On June 25, it was announced that the Federal Trade Commission had reached a joint legal stipulation with the AMA and two other medical societies that it would not pursue enforcement of the “Red Flags” Rule against physicians until after the U.S. Court of Appeals in Washington reviews a trial court decision in which the American Bar Association successfully blocked implementation of the Rule for attorneys.
The lawsuit brought by the medical societies seeks to block application of the Rule to physicians. It was filed on May 21 by the American Medical Association, the American Osteopathic Association and the Medical Society for the District of Columbia. The lawsuit contends that the FTC, by concluding that physicians are covered by the Rule, has exceeded its statutory powers and acted in a way that is “arbitrary, capricious, and contrary to the law.” The FTC was due to file an answer to the lawsuit by July 20, but that date has been put off until 60 days after the case is reinstated on the active case docket.

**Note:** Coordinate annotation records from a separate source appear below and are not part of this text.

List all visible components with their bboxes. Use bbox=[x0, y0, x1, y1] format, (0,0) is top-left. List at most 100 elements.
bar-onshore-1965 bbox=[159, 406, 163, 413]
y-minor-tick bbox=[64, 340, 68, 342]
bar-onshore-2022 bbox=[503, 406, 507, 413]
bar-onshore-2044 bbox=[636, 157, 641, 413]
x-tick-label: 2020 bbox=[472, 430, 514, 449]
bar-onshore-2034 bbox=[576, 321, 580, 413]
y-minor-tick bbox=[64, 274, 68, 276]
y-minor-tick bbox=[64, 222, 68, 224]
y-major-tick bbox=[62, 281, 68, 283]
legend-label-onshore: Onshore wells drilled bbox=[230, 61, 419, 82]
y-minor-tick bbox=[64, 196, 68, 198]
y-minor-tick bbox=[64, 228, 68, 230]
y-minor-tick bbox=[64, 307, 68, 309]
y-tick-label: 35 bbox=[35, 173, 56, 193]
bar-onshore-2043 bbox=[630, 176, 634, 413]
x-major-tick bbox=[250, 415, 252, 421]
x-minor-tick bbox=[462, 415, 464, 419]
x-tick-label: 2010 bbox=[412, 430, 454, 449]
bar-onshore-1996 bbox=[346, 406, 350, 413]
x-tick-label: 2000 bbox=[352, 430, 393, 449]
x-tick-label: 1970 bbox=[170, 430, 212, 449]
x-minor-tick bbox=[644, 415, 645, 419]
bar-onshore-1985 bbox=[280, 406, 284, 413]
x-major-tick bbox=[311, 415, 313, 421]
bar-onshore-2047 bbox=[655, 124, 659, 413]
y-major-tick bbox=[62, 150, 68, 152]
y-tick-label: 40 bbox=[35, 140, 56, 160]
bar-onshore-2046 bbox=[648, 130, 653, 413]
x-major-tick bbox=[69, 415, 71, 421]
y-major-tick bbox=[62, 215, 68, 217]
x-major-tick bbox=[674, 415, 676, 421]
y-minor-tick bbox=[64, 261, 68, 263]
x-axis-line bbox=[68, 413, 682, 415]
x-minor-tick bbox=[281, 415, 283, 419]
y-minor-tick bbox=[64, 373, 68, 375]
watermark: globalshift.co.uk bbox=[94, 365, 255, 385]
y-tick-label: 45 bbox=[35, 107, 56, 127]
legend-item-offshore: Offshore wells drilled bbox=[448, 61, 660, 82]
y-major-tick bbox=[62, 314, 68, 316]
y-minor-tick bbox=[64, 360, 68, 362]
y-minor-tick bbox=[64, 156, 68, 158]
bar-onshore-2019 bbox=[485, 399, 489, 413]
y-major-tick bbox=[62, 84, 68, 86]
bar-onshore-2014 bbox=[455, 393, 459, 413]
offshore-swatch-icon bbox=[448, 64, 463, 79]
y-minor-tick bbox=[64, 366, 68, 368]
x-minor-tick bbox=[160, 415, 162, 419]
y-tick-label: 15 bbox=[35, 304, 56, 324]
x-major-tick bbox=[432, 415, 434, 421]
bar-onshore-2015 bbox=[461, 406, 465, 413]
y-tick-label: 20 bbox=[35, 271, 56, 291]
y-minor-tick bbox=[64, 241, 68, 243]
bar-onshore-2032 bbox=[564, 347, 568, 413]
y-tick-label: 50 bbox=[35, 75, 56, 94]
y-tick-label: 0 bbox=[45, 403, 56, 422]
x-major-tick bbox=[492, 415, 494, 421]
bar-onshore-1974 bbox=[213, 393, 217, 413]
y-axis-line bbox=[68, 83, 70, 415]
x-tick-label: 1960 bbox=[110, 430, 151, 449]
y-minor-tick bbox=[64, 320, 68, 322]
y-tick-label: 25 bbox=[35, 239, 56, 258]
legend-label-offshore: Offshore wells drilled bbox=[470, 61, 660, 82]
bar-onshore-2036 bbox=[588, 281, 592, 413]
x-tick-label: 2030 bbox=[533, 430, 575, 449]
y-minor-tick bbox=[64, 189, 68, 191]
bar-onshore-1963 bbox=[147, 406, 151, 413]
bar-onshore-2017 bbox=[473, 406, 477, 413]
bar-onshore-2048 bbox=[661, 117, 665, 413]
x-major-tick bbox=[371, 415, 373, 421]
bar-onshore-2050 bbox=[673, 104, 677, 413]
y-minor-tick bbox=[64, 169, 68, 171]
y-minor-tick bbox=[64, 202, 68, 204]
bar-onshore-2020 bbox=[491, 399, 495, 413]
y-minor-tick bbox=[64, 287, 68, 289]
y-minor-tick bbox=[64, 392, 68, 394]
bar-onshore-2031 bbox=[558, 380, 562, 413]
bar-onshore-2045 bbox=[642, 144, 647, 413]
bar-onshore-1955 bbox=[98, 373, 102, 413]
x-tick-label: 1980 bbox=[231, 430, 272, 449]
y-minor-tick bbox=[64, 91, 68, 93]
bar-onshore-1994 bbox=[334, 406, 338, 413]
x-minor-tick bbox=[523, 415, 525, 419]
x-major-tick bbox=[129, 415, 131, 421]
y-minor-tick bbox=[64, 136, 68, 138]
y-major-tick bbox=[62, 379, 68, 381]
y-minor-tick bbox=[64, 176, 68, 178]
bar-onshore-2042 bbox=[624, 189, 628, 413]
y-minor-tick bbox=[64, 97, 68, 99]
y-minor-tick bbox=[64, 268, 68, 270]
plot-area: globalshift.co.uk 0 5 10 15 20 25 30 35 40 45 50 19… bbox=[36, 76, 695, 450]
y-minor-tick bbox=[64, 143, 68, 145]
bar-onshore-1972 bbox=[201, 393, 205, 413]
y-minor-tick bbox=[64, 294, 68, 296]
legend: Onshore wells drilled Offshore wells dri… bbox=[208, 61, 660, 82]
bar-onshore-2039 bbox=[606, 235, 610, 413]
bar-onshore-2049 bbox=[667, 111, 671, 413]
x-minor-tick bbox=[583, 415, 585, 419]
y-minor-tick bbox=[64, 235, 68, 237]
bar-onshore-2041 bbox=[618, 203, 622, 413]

In November 2007, the Federal Trade Commission issued a set of regulations known as the “Red Flags Rule” (the Rule) requiring that certain entities develop and implement written identity theft prevention and detection programs to protect consumers from identity theft. The FTC has taken the position that healthcare entities, such as physician practices, are included in the definition of “creditors” subject to the Rule if they defer payment for services beyond the date the services are rendered. Not demanding payment in full at the time of service, including through the billing of insurance, makes practices “creditors,” according to the FTC’s position.
Due to wide confusion over who must comply with the Rule, the FTC has postponed enforcement of the Rule multiple times. On May 28, 2010, the FTC announced it would delay enforcement of the Rule through December 31, 2010 while Congress considers legislation that would exempt certain entities, including physicians, from having to comply with the Rule.